I can’t say I have any experience with the Chips 65545, but I’ve extensively used a Chips 64300 VLB card. From what I’ve read, they seem to be similar; both are 32-bit cores and have 32-bit memory interfaces, but the 65545 appears to be a later generation card and clocked a smidgen higher. Speaking from my experience with the 64300, for whatever that’s worth, here’s the thing: this chipset is very much underrated in DOS. The Chips 64300 VLB cards match Tseng ET4000/W32Ps in DOS gaming, and in Windows, performance is in the upper echelon of 32-bit cards.
But—and this is the big catch—the Chips 64300 does not perform well in true color/24-bit modes. The Windows 95 driver is buggy and, while there’s apparently later drivers that can fix this, I have not tested them. That being said, I do not believe that would apply to the Chips 65545, as that’s a later generation chipset and built around the early Windows 95 era, as far as hardware goes.

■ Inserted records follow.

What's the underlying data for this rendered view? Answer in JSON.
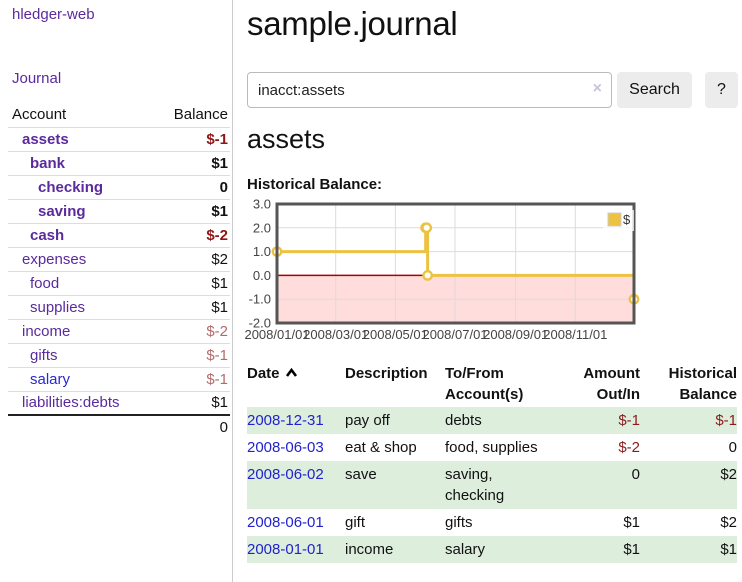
{
  "app": {
    "title": "hledger-web"
  },
  "sidebar": {
    "journal_link": "Journal",
    "accounts_table": {
      "headers": {
        "account": "Account",
        "balance": "Balance"
      },
      "rows": [
        {
          "account": "assets",
          "indent": 1,
          "bold": true,
          "blue": false,
          "balance": "$-1"
        },
        {
          "account": "bank",
          "indent": 2,
          "bold": true,
          "blue": false,
          "balance": "$1"
        },
        {
          "account": "checking",
          "indent": 3,
          "bold": true,
          "blue": false,
          "balance": "0"
        },
        {
          "account": "saving",
          "indent": 3,
          "bold": true,
          "blue": false,
          "balance": "$1"
        },
        {
          "account": "cash",
          "indent": 2,
          "bold": true,
          "blue": false,
          "balance": "$-2"
        },
        {
          "account": "expenses",
          "indent": 1,
          "bold": false,
          "blue": false,
          "balance": "$2"
        },
        {
          "account": "food",
          "indent": 2,
          "bold": false,
          "blue": false,
          "balance": "$1"
        },
        {
          "account": "supplies",
          "indent": 2,
          "bold": false,
          "blue": false,
          "balance": "$1"
        },
        {
          "account": "income",
          "indent": 1,
          "bold": false,
          "blue": false,
          "balance": "$-2"
        },
        {
          "account": "gifts",
          "indent": 2,
          "bold": false,
          "blue": false,
          "balance": "$-1"
        },
        {
          "account": "salary",
          "indent": 2,
          "bold": false,
          "blue": true,
          "balance": "$-1"
        },
        {
          "account": "liabilities:debts",
          "indent": 1,
          "bold": false,
          "blue": false,
          "balance": "$1"
        }
      ],
      "total": "0"
    }
  },
  "main": {
    "title": "sample.journal",
    "search": {
      "value": "inacct:assets",
      "clear_icon": "×",
      "search_button": "Search",
      "help_button": "?"
    },
    "account_heading": "assets",
    "register_table": {
      "headers": {
        "date": "Date",
        "description": "Description",
        "account": "To/From Account(s)",
        "amount": "Amount Out/In",
        "balance": "Historical Balance"
      },
      "rows": [
        {
          "date": "2008-12-31",
          "description": "pay off",
          "accounts": "debts",
          "amount": "$-1",
          "balance": "$-1"
        },
        {
          "date": "2008-06-03",
          "description": "eat & shop",
          "accounts": "food, supplies",
          "amount": "$-2",
          "balance": "0"
        },
        {
          "date": "2008-06-02",
          "description": "save",
          "accounts": "saving, checking",
          "amount": "0",
          "balance": "$2"
        },
        {
          "date": "2008-06-01",
          "description": "gift",
          "accounts": "gifts",
          "amount": "$1",
          "balance": "$2"
        },
        {
          "date": "2008-01-01",
          "description": "income",
          "accounts": "salary",
          "amount": "$1",
          "balance": "$1"
        }
      ]
    }
  },
  "chart_data": {
    "type": "line",
    "style": "step",
    "title": "Historical Balance:",
    "series": [
      {
        "name": "$",
        "color": "#edc240",
        "points": [
          {
            "date": "2008-01-01",
            "value": 1
          },
          {
            "date": "2008-06-01",
            "value": 2
          },
          {
            "date": "2008-06-02",
            "value": 2
          },
          {
            "date": "2008-06-03",
            "value": 0
          },
          {
            "date": "2008-12-31",
            "value": -1
          }
        ]
      }
    ],
    "x_range": [
      "2008-01-01",
      "2008-12-31"
    ],
    "y_range": [
      -2,
      3
    ],
    "x_ticks": [
      "2008/01/01",
      "2008/03/01",
      "2008/05/01",
      "2008/07/01",
      "2008/09/01",
      "2008/11/01"
    ],
    "y_ticks": [
      "3.0",
      "2.0",
      "1.0",
      "0.0",
      "-1.0",
      "-2.0"
    ],
    "grid": true,
    "legend": {
      "label": "$",
      "position": "top-right"
    },
    "markings": {
      "below_zero_fill": "#ffdddd",
      "zero_line_color": "#aa0000"
    }
  }
}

I do have an ATI Graphics Ultra Pro in ISA. It is not faster than the Chips card. Not at all. It is a very competent ISA Windows accelerator and a very fast ISA card, but that’s the thing: it’s ISA. The bus clock is ~8MHz, compared to the 25-33-40MHz that the VLB card will be operating at, since VLB is a local bus. I just tested the two, and here’s some highlights:
Graphics Ultra Pro
3DBench 1.0C - 38.7 FPS
PC Player Mode 101 - 5.0 FPS
X-VESA Mode 101 - 3.9 MB/s
VidSpeed Mode 101 - 3.9MB/s 32-bit writes
Doom: ~21 FPS
Chips F64300
3DBench 1.0C - 49.2 FPS
PC Player Mode 101 - 5.3 FPS
X-VESA Mode 101 - 31 MB/s
VidSpeed Mode 101 - 30 MB/s 32-bit writes
Doom: ~29 FPS
Granted, this is on a 486DX2-66 with 32MB of RAM and an APC Predator I Plus Motherboard featuring the Symphony Haydn II chipset. There’s definitely limitations, but I’d expect the ISA card would not be able to catch up, even on a faster system.

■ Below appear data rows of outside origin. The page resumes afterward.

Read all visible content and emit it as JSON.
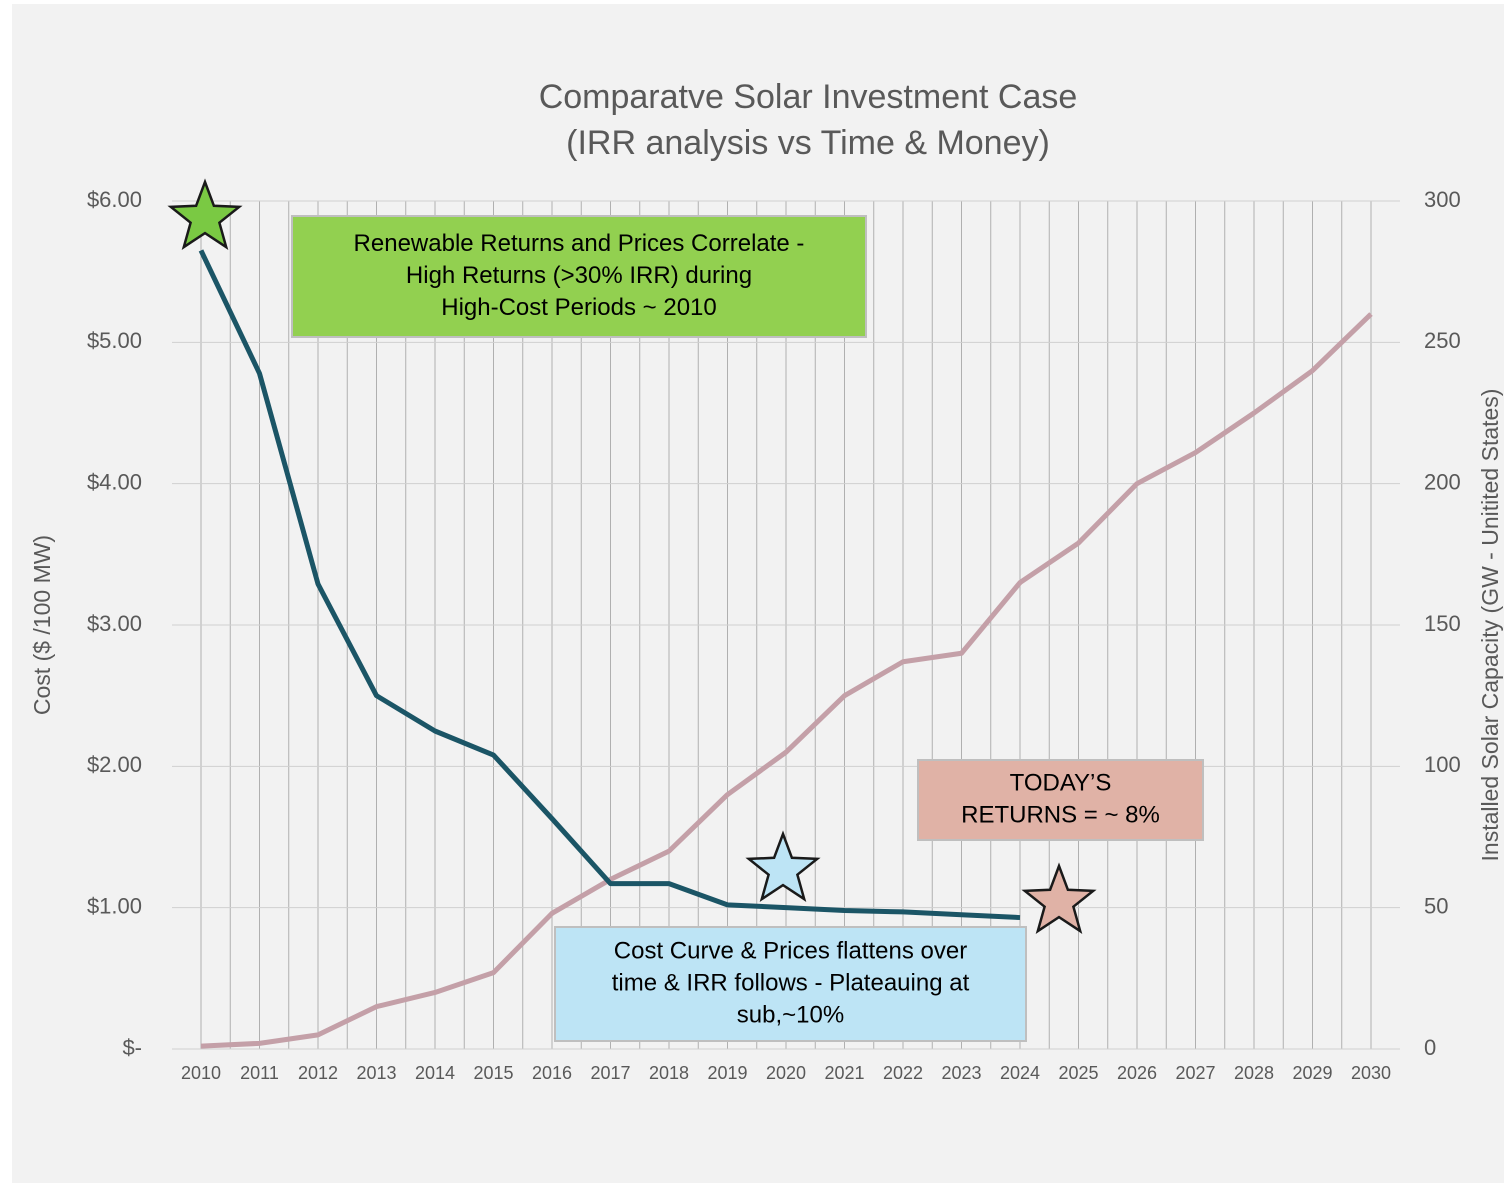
{
  "chart_data": {
    "type": "line",
    "title": [
      "Comparatve Solar Investment Case",
      "(IRR analysis vs Time & Money)"
    ],
    "y_label": "Cost ($ /100 MW)",
    "y2_label": "Installed Solar Capacity (GW - Unitited States)",
    "categories": [
      "2010",
      "2011",
      "2012",
      "2013",
      "2014",
      "2015",
      "2016",
      "2017",
      "2018",
      "2019",
      "2020",
      "2021",
      "2022",
      "2023",
      "2024",
      "2025",
      "2026",
      "2027",
      "2028",
      "2029",
      "2030"
    ],
    "series": [
      {
        "name": "Cost",
        "color": "#1b5566",
        "values": [
          5.65,
          4.78,
          3.29,
          2.5,
          2.25,
          2.08,
          1.63,
          1.17,
          1.17,
          1.02,
          1.0,
          0.98,
          0.97,
          0.95,
          0.93,
          null,
          null,
          null,
          null,
          null,
          null
        ]
      },
      {
        "name": "Installed Solar Capacity",
        "color": "#c4a0a8",
        "axis": "y2",
        "values": [
          1,
          2,
          5,
          15,
          20,
          27,
          48,
          60,
          70,
          90,
          105,
          125,
          137,
          140,
          165,
          179,
          200,
          211,
          225,
          240,
          260
        ]
      }
    ],
    "ylim": [
      0,
      6
    ],
    "yticks": [
      {
        "value": 0,
        "label": "$-"
      },
      {
        "value": 1,
        "label": "$1.00"
      },
      {
        "value": 2,
        "label": "$2.00"
      },
      {
        "value": 3,
        "label": "$3.00"
      },
      {
        "value": 4,
        "label": "$4.00"
      },
      {
        "value": 5,
        "label": "$5.00"
      },
      {
        "value": 6,
        "label": "$6.00"
      }
    ],
    "y2lim": [
      0,
      300
    ],
    "y2ticks": [
      0,
      50,
      100,
      150,
      200,
      250,
      300
    ],
    "grid": true,
    "annotations": [
      {
        "lines": [
          "Renewable Returns and Prices Correlate -",
          "High Returns (>30% IRR) during",
          "High-Cost Periods ~ 2010"
        ],
        "color": "#92d050"
      },
      {
        "lines": [
          "TODAY’S",
          "RETURNS = ~ 8%"
        ],
        "color": "#e0b2a6"
      },
      {
        "lines": [
          "Cost Curve & Prices flattens over",
          "time & IRR follows - Plateauing at",
          "sub,~10%"
        ],
        "color": "#bde4f5"
      }
    ]
  }
}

Even the fastest of ISA cards—the Mach64 VRAM, Cirrus GD5434, Tseng ET4000/W32i, and S3 805i/928—are all somewhat limited in terms of what they can do. They’re all pretty darn fast in Windows, but not great in DOS, especially compared to later cards. Compared to other ISA cards? They’re very, very capable. The Mach32 with 2MB of RAM should be up there, close to these cards, but not quite there.
Compared to a VLB card? They’re being left in the dust. The only place that they can really keep up is Windows, and even then, VLB cards with competent drivers are usually the way to go.
This is just my two cents, but I hope this helps!